Shinji nodded, “I see what you mean. But how would they hide such a thing?”

“A puzzle, Shinji,” Hunter continued, “A great puzzle whose pieces, laced with knowledge and prophecy, are hidden throughout the ages, and whose final pieces end at the great shift. Only then would it have been possible to solve the puzzle and unlock your secrets. But somebody knew about this puzzle, and hid the pieces away in a place they knew nobody would ever think to look.”

“Whether they thought to leave the matter to simple fate, or whether they knew more about our future than we can imagine possible, I do not know. In either case, your long wait is at an end, Shinji.”

“These… pieces, they have been found?”

“In an old vault, deep in the New Babylon nether—“

“I must send an expedition at once!” Shinji exclaimed, moving toward the inter-comm button on his console.

“You will not find it there any longer,” said Hunter. “The artifacts disappeared shortly after they were found, but the man who found them knows more about your secrets than any other person in human history, and incidentally he is also the other person in human history with the capacity to put the puzzle back together.”

“You will give me the identity of this man.”

“Yes, Shinji, but you should know that I have already informed Mordakhi and Armistad of his existence.”

“What?” Shinji cried, “You have betrayed me!”
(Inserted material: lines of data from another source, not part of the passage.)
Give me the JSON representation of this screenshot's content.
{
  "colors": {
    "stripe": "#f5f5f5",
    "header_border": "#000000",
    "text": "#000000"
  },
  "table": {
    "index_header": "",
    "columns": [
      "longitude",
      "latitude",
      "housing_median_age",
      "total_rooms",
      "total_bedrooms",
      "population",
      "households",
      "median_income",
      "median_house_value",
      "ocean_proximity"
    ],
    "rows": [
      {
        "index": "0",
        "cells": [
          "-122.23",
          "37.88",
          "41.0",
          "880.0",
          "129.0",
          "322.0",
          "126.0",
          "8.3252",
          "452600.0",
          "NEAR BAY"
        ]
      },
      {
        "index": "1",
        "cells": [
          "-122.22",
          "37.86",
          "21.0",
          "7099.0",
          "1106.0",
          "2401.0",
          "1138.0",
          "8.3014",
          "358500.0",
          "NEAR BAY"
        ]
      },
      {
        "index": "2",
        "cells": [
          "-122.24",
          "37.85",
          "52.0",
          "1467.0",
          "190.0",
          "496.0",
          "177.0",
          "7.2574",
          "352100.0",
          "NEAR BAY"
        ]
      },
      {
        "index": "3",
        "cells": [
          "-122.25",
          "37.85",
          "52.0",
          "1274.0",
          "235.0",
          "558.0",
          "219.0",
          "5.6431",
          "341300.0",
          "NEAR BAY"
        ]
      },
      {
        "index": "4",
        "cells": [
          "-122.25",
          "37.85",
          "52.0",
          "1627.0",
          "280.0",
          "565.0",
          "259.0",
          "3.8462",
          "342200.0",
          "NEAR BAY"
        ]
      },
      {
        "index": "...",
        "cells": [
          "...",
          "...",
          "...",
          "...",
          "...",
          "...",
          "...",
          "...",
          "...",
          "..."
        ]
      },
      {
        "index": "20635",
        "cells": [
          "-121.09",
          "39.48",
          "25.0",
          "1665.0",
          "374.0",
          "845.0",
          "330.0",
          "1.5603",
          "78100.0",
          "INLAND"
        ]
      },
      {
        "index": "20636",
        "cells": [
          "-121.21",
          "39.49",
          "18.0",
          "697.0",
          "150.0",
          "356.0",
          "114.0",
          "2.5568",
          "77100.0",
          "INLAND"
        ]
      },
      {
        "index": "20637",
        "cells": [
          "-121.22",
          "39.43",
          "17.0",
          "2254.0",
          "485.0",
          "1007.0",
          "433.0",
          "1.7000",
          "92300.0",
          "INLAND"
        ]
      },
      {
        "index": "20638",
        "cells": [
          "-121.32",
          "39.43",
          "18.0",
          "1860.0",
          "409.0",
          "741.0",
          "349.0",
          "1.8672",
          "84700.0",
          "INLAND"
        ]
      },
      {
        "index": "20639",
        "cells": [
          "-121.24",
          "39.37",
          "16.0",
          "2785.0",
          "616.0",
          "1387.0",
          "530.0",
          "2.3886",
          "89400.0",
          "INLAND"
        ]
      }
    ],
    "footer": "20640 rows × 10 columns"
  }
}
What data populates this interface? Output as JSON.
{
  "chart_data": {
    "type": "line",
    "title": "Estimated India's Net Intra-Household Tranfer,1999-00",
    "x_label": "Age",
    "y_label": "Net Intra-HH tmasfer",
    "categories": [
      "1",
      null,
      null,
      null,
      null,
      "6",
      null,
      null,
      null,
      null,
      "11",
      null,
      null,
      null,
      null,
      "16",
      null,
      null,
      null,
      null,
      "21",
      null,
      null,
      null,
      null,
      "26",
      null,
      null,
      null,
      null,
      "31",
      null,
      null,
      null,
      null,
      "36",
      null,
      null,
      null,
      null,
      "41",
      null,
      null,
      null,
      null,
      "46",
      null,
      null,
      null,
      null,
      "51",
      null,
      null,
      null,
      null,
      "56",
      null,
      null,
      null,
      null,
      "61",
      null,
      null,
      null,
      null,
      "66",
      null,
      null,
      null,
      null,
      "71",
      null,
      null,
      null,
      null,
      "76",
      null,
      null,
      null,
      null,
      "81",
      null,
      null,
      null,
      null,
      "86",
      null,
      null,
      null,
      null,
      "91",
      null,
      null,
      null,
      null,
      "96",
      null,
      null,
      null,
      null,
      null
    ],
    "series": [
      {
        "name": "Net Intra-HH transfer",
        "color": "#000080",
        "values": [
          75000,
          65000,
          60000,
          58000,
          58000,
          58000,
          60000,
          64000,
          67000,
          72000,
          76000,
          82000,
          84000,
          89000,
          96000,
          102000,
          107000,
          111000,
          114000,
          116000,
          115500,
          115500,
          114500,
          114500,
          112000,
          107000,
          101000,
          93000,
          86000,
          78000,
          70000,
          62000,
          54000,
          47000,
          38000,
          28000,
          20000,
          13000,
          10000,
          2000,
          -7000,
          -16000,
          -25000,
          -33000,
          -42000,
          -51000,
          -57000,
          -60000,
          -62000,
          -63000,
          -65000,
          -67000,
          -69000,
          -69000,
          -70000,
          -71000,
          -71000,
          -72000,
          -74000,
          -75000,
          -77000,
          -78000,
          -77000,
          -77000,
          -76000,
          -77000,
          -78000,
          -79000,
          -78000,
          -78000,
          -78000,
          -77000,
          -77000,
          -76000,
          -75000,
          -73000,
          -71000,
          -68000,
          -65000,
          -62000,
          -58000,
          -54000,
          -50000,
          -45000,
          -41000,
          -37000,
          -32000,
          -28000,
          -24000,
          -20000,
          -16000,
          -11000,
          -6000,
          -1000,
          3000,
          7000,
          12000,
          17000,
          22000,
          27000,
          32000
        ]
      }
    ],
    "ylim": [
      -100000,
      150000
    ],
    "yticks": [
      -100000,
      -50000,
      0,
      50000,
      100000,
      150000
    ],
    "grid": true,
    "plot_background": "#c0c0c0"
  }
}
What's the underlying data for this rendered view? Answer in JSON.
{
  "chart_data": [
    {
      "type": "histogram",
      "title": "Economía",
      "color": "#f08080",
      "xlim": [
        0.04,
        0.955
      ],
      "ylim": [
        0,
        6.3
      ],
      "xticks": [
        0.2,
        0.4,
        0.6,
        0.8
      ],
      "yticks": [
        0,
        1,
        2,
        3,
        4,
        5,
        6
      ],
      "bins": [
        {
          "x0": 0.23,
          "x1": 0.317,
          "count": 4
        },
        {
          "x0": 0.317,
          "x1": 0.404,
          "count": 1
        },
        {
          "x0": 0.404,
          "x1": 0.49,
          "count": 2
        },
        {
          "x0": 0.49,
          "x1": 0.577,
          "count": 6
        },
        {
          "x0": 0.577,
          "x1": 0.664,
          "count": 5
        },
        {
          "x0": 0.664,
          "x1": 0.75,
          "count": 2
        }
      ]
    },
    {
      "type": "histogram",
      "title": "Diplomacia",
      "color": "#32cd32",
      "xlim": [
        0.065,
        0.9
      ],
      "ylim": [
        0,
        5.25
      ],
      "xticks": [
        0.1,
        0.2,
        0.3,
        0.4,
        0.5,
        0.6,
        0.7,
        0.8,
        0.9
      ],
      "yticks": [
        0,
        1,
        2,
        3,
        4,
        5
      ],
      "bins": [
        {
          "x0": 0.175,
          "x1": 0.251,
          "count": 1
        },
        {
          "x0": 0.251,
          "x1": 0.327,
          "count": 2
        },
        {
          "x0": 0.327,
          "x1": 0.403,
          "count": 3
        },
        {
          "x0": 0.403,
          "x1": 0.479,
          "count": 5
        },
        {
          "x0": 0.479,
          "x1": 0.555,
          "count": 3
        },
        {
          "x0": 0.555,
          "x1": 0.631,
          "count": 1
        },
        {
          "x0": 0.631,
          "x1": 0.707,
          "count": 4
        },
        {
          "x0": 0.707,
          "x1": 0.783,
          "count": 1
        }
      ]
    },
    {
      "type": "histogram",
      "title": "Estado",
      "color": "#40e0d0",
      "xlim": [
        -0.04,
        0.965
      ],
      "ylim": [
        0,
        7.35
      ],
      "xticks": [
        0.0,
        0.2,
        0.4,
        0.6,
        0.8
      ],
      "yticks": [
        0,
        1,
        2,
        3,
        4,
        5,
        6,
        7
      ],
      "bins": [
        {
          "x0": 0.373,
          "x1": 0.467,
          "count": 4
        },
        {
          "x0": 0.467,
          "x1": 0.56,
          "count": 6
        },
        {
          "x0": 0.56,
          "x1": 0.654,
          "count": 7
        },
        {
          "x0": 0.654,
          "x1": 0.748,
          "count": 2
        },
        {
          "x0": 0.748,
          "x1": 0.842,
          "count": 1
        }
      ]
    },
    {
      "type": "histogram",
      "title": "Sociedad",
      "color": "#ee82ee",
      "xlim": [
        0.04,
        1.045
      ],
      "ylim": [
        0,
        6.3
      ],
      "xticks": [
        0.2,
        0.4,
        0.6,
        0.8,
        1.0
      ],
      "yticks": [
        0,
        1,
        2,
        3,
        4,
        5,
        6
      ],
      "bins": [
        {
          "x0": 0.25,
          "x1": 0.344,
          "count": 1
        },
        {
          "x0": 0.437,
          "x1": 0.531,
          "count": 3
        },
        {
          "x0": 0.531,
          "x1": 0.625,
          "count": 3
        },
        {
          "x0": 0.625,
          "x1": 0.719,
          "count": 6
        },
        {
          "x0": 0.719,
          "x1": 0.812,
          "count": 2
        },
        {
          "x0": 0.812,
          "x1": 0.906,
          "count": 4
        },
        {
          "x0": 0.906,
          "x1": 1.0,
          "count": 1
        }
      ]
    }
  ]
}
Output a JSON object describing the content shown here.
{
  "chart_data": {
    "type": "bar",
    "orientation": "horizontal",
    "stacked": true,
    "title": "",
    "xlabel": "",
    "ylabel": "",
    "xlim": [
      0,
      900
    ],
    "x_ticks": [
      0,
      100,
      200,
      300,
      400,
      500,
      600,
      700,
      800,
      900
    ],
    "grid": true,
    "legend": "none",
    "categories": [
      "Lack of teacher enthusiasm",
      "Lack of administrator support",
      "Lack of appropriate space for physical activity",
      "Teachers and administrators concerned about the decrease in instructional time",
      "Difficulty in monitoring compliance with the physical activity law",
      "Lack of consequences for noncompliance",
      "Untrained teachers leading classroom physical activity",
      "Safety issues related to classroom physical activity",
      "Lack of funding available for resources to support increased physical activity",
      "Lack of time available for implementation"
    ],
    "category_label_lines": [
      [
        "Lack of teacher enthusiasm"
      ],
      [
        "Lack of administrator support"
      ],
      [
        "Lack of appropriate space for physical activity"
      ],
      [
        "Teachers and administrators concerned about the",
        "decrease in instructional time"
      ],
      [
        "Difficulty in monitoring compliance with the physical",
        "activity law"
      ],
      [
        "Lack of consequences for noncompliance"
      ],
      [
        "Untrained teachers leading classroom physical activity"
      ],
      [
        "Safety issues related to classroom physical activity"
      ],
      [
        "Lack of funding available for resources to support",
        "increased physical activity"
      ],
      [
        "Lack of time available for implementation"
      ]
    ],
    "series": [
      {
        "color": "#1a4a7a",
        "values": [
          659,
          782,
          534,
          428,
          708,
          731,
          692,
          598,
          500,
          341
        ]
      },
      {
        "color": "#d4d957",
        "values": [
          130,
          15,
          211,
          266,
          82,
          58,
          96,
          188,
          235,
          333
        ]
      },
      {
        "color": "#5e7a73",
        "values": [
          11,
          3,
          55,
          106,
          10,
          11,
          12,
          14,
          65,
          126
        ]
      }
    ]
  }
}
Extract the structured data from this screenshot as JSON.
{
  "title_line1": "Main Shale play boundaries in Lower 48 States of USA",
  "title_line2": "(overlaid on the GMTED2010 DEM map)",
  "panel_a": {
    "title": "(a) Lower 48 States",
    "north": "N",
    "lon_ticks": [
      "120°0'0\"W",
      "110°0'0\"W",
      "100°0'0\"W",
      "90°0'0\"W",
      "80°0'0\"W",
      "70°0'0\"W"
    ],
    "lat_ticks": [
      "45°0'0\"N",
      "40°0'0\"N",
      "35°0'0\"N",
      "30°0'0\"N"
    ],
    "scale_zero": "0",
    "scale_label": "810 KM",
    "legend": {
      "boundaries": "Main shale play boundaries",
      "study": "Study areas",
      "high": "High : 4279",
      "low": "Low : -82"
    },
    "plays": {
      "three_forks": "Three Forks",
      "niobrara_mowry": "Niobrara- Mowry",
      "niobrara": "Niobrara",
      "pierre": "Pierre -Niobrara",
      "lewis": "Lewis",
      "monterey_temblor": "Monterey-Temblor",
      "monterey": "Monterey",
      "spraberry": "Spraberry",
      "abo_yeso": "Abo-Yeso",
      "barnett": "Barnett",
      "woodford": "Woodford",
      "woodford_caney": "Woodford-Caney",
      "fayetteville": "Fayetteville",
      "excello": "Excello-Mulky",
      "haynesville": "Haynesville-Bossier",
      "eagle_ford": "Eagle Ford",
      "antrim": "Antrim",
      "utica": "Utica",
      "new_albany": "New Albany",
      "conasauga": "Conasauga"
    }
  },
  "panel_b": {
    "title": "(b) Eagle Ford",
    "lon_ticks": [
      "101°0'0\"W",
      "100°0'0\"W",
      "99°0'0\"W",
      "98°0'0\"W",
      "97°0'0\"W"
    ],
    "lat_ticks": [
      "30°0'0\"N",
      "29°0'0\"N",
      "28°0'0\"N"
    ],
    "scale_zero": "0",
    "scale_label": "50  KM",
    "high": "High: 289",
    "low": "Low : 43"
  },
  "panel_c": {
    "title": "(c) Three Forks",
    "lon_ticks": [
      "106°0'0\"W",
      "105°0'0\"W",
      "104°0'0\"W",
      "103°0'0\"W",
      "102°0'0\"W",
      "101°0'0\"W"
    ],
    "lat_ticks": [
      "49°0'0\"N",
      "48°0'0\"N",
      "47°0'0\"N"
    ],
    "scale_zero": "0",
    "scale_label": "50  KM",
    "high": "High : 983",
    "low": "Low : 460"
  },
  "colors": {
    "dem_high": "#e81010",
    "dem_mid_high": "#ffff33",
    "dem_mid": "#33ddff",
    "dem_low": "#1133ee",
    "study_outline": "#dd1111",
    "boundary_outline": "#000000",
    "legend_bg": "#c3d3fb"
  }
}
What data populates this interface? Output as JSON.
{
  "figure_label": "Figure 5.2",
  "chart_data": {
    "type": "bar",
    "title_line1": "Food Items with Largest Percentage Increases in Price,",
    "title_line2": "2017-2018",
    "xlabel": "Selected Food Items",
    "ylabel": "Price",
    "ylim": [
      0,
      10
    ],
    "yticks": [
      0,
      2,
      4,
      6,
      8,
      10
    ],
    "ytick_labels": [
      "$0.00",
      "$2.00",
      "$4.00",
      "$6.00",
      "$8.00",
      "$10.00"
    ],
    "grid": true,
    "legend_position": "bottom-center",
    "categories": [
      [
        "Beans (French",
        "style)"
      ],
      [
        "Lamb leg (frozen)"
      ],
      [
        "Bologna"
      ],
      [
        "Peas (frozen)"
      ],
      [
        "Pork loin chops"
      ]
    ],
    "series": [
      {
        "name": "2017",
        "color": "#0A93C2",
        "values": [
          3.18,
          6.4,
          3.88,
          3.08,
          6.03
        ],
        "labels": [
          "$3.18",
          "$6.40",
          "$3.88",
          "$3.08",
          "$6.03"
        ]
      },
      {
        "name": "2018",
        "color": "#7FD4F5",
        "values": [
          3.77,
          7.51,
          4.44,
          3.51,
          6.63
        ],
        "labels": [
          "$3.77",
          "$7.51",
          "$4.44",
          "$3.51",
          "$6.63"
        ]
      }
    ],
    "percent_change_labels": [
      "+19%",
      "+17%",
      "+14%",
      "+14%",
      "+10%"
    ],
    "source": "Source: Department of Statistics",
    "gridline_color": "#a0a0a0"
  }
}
“Not so, Shinji,” Hunter replied, calmly, “But I thought it wise to divert the focus from being squarely on you, and to incite a certain level of confusion that you might use to your advantage. They do not know what you know, Shinji; both believe they are seeking what they most wished to find. You are the only person to whom I have told the entire truth.”

“And why should I trust that you have chosen me to reveal this information to, out of all my rivals?”

“Because you know what I know: the virtues of patience,” said Hunter.

Shinji thought about this for a moment, then nodded, “Tell me about this man, and where I can find him.”

Hunterwraith smiled beneath his mask. A measure of truth could accomplish things that an out-and-out lie never could.